O fato é que Teixeira herdou do homem que dirigiu o futebol no mundo por 24 anos preciosas lições de como lidar com cartolas, políticos, estatutos, jogadores, investidores e jornalistas.
A seu modo, um tanto tímido, ganhou espaço e apoio na mídia. Tinha à sua volta uma ampla aliança, mas, curiosamente, os dois maiores nomes do futebol no Brasil, o próprio Havelange e Pelé, não compareceram à sua posse. Os dois enviaram apenas telegramas de felicitações.
Teixeira começou a trabalhar efetivamente na rua da Alfândega, centro do Rio, em 16 de janeiro de 1989. Tido como empresário bem-sucedido, encontrou a CBF com os cofres vazios. Os US$ 200 mil recebidos pelos direitos das eliminatórias já tinham sido gastos. Não havia dinheiro para pagar os salários dos funcionários.
Apenas seis meses depois, viria a disputa da Copa América no Brasil. Em seguida, as próprias eliminatórias. Pior, o discurso modernizador da campanha de Teixeira mostrou-se logo inconsistente quando o novo presidente da CBF nomeou o cartola Eurico Ângelo de Oliveira Miranda, ou simplesmente Eurico Miranda, para comandar o futebol profissional. Dirigente do Vasco da Gama, Eurico sempre foi passional, impulsivo e avesso às mudanças no futebol. Em 1989, o dirigente, que, na década seguinte, iria se transformar em um dos mais poderosos cartolas do país, mas com uma coleção de inimigos capaz de fazer inveja a chefões da máfia siciliana, tinha o apreço do presidente e carta branca para comandar a seleção brasileira.

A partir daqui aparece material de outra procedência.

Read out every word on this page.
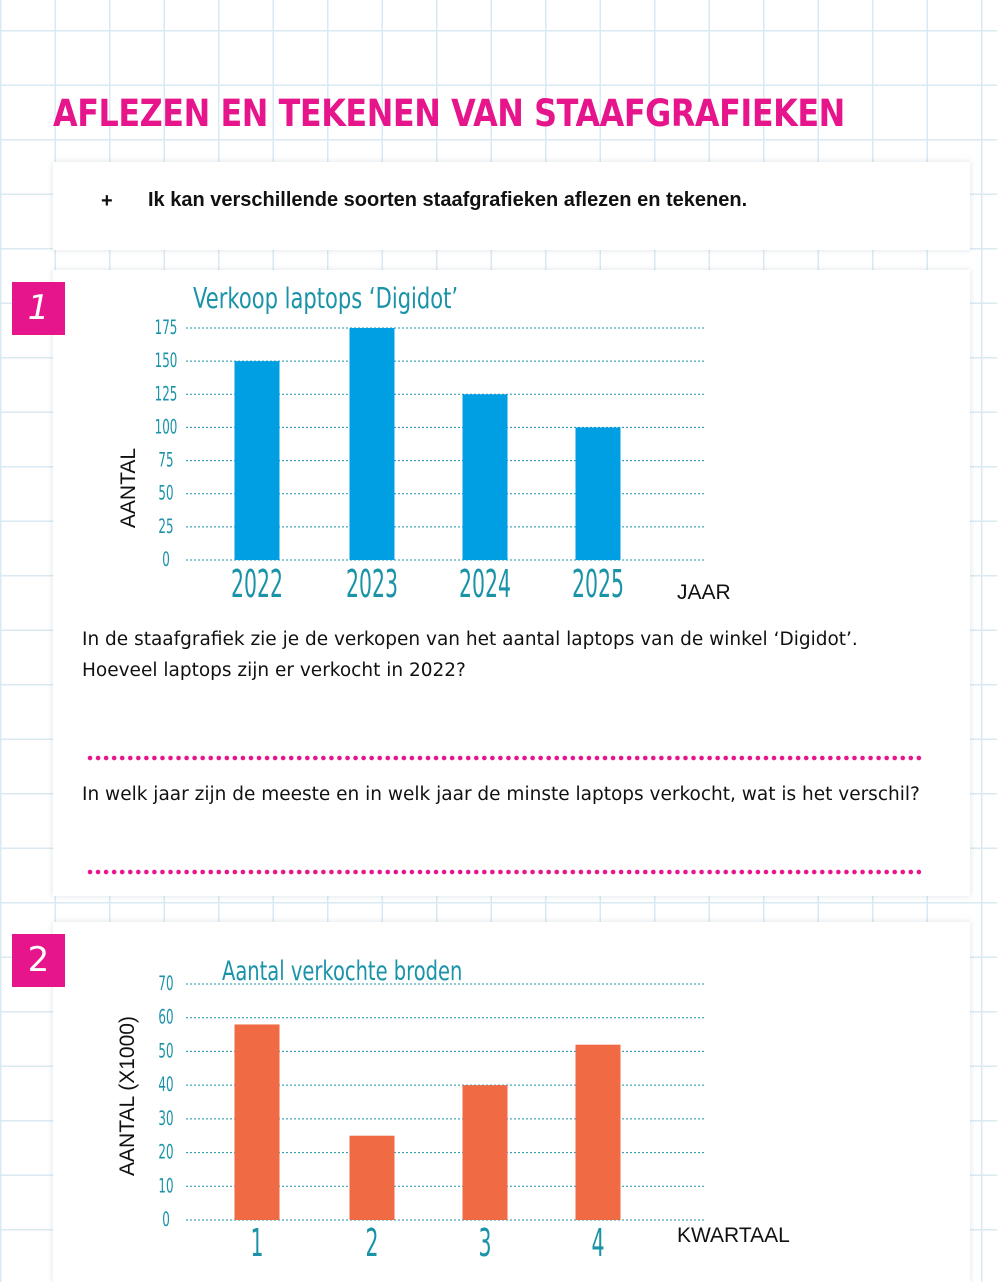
AFLEZEN EN TEKENEN VAN STAAFGRAFIEKEN
+ Ik kan verschillende soorten staafgrafieken aflezen en tekenen.
1
2
0
25
50
75
100
125
150
175
2022 2023 2024 2025
Verkoop laptops ‘Digidot’
JAAR
AANTAL
0
10
20
30
40
50
60
70
1	2	3	4
Aantal verkochte broden
KWARTAAL
AANTAL (X1000)

In de staafgrafiek zie je de verkopen van het aantal laptops van de winkel ‘Digidot’. Hoeveel laptops zijn er verkocht in 2022?

In welk jaar zijn de meeste en in welk jaar de minste laptops verkocht, wat is het verschil?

Ainda distante do futebol propriamente dito, Teixeira viu Eurico Miranda impor-lhe o novo técnico da seleção brasileira, Sebastião Lazaroni, ex-Vasco, que estava trabalhando na Arábia Saudita.
Poucos no Brasil entenderam a escolha, mas, como a imagem do novo presidente ainda tinha fresco o verniz da renovação, o treinador chegou para, em campo, iniciar a "revolução" que urgia nos bastidores da entidade.
O nome de Telê Santana, treinador das Copas de 1982 e 1986, não agradava a Teixeira, que temia trazer para sua nova equipe alguém com fama de pé-frio.
O presidente da CBF iniciou sua primeira gestão com um discurso burocrático, de gabinete, longe dos jogadores e da torcida. Quando questionado sobre a seleção, dizia que era assunto para Eurico.